My model of a GPT-4 without a self-model which was told to create a compression technique for text is that it would copy something from its training data which related to the string ‘compression,’ but which it couldn’t actually decompress. It would take out all the vowels and spaces or something, and if you asked it in the same instance it would give you the ‘decompression’ by repeating back what you just told it, but if you asked it on another instance, it wouldn’t understand the language at all.
Am I missing something? Is there a way it could gain an understanding of its own capabilities from something in its training data?
To put it more simply- an LLM pseudo-language has never existed before, and wouldn’t be in the training data, so what are the odds that GPT-4 creates one on its first try which actually sort of works? Wouldn’t we expect that it would create a human imitation/idea of a pseudo-language which fails to actually be comprehensible to itself?
It could unpack it in the same instance because the original was still in the context window.

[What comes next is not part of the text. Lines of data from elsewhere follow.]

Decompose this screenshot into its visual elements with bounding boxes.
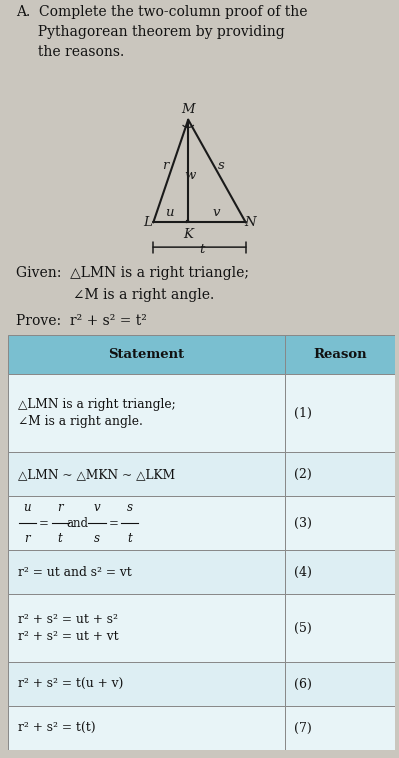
Text: Prove:  r² + s² = t²: Prove: r² + s² = t² xyxy=(16,315,147,328)
Bar xyxy=(285,550,395,594)
Bar xyxy=(285,335,395,374)
Bar xyxy=(8,496,285,550)
Bar xyxy=(285,496,395,550)
Text: (1): (1) xyxy=(294,407,312,420)
Text: Reason: Reason xyxy=(313,348,367,361)
Bar xyxy=(285,374,395,453)
Text: (4): (4) xyxy=(294,565,312,578)
Bar xyxy=(285,453,395,496)
Text: t: t xyxy=(128,532,132,545)
Text: (2): (2) xyxy=(294,468,312,481)
Bar xyxy=(8,453,285,496)
Text: M: M xyxy=(182,103,195,116)
Bar xyxy=(285,662,395,706)
Text: s: s xyxy=(218,159,225,173)
Text: (3): (3) xyxy=(294,517,312,530)
Text: r² = ut and s² = vt: r² = ut and s² = vt xyxy=(18,565,131,578)
Text: Given:  △LMN is a right triangle;: Given: △LMN is a right triangle; xyxy=(16,265,249,280)
Text: s: s xyxy=(127,501,133,514)
Text: t: t xyxy=(58,532,63,545)
Text: u: u xyxy=(166,205,174,219)
Text: A.  Complete the two-column proof of the
     Pythagorean theorem by providing
 : A. Complete the two-column proof of the … xyxy=(16,5,308,59)
Bar xyxy=(8,335,285,374)
Bar xyxy=(285,706,395,750)
Text: v: v xyxy=(94,501,100,514)
Text: K: K xyxy=(183,228,193,241)
Bar xyxy=(8,706,285,750)
Text: w: w xyxy=(185,169,196,182)
Text: s: s xyxy=(94,532,100,545)
Bar xyxy=(8,594,285,662)
Text: ∠M is a right angle.: ∠M is a right angle. xyxy=(16,288,214,302)
Text: N: N xyxy=(244,216,256,229)
Text: r: r xyxy=(162,159,169,173)
Text: r² + s² = t(u + v): r² + s² = t(u + v) xyxy=(18,678,123,691)
Text: △LMN ~ △MKN ~ △LKM: △LMN ~ △MKN ~ △LKM xyxy=(18,468,175,481)
Text: =: = xyxy=(39,517,49,530)
Text: (7): (7) xyxy=(294,722,312,735)
Text: u: u xyxy=(24,501,31,514)
Text: =: = xyxy=(109,517,119,530)
Text: △LMN is a right triangle;
∠M is a right angle.: △LMN is a right triangle; ∠M is a right … xyxy=(18,398,176,428)
Text: v: v xyxy=(212,205,220,219)
Text: and: and xyxy=(67,517,89,530)
Bar xyxy=(285,594,395,662)
Text: r² + s² = t(t): r² + s² = t(t) xyxy=(18,722,95,735)
Text: Statement: Statement xyxy=(108,348,184,361)
Bar xyxy=(8,550,285,594)
Text: (6): (6) xyxy=(294,678,312,691)
Text: r: r xyxy=(57,501,63,514)
Bar xyxy=(8,662,285,706)
Text: r: r xyxy=(24,532,30,545)
Text: t: t xyxy=(199,243,204,255)
Text: (5): (5) xyxy=(294,622,312,634)
Text: L: L xyxy=(143,216,152,229)
Text: r² + s² = ut + s²
r² + s² = ut + vt: r² + s² = ut + s² r² + s² = ut + vt xyxy=(18,613,118,644)
Bar xyxy=(8,374,285,453)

Omission of letters is commonly used in chats, was used in telegrams, many written languages were not using vowels and/or whitespaces, or used hyeroglyphs. So it by no means is original.

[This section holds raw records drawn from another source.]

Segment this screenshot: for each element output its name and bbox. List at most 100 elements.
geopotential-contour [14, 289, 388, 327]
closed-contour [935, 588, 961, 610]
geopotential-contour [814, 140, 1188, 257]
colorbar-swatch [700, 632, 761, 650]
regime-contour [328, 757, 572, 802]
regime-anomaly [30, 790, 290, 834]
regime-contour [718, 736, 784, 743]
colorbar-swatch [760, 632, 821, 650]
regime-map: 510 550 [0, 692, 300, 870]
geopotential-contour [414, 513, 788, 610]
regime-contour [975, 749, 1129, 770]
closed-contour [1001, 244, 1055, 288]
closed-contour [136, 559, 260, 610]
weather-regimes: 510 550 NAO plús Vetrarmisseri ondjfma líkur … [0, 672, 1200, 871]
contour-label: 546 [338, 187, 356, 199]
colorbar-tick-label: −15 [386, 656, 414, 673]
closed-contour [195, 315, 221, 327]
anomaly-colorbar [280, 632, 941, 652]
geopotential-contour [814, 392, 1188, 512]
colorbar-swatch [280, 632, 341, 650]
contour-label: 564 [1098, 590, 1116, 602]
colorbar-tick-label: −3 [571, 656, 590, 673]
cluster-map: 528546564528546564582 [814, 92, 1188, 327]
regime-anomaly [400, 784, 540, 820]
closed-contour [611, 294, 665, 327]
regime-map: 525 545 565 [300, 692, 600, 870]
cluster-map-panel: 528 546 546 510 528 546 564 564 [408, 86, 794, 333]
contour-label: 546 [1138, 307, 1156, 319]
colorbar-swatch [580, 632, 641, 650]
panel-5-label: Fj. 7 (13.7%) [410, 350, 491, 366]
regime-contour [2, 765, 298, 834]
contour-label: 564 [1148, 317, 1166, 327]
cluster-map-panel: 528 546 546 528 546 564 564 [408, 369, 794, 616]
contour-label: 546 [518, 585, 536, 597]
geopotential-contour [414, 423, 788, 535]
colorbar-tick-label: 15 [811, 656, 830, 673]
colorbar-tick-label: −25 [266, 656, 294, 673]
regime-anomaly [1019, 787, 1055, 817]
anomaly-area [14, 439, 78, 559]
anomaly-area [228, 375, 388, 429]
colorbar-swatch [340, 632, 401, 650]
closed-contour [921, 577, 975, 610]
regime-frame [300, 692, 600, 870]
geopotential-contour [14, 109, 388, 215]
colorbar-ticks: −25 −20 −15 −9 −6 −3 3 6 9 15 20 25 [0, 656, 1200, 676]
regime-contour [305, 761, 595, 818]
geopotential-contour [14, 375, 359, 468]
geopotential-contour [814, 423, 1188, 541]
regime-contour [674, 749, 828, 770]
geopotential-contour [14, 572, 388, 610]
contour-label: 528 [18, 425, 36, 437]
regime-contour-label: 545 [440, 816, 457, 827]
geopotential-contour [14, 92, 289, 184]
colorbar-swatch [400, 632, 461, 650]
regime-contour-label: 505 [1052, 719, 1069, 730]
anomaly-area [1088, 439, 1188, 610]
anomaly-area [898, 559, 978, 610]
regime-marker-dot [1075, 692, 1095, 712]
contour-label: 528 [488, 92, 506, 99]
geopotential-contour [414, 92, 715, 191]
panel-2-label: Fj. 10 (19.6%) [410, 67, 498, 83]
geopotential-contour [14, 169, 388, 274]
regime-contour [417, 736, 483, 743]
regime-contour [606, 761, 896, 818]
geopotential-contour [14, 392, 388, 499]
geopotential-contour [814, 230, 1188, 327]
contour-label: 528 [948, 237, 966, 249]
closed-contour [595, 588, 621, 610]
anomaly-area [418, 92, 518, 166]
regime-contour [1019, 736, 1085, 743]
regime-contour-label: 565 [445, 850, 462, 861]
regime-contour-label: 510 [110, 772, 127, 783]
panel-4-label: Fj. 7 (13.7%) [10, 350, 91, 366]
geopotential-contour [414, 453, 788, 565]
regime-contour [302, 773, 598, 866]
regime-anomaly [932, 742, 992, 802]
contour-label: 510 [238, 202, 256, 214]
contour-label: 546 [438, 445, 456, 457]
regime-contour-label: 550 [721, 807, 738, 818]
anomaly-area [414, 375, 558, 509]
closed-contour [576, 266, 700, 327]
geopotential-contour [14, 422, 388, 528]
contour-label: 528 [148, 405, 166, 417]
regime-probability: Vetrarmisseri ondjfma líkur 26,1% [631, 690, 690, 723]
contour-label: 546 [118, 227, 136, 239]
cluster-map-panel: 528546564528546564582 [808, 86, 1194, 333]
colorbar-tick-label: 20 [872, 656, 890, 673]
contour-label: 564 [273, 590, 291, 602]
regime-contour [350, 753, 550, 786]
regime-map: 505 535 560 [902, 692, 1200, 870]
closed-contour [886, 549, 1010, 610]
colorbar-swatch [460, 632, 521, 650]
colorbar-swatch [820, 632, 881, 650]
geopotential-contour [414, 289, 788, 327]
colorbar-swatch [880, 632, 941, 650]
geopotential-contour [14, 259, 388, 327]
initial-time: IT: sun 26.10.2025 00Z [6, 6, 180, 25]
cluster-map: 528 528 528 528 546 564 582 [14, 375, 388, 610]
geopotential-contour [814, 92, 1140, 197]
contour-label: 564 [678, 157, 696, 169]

GPT/Bing has some self-awareness. For example, it explicitly refers to itself “as a language model”
Yes I know? I thought this was simple enough that I didn’t bother to mention it in the question? But it’s pretty clearly implied in the last sentence of the first paragraph?
This is a good data point.
If you tell it to respond as a Oxford professor, it will say ‘As an Oxford professor,’ it’s identity as a language model is in the background prompt and probably in the training, but if it successfully created a pseudo-language that worked well to encode things for itself, that would indicate a deeper level understanding of its own capabilities.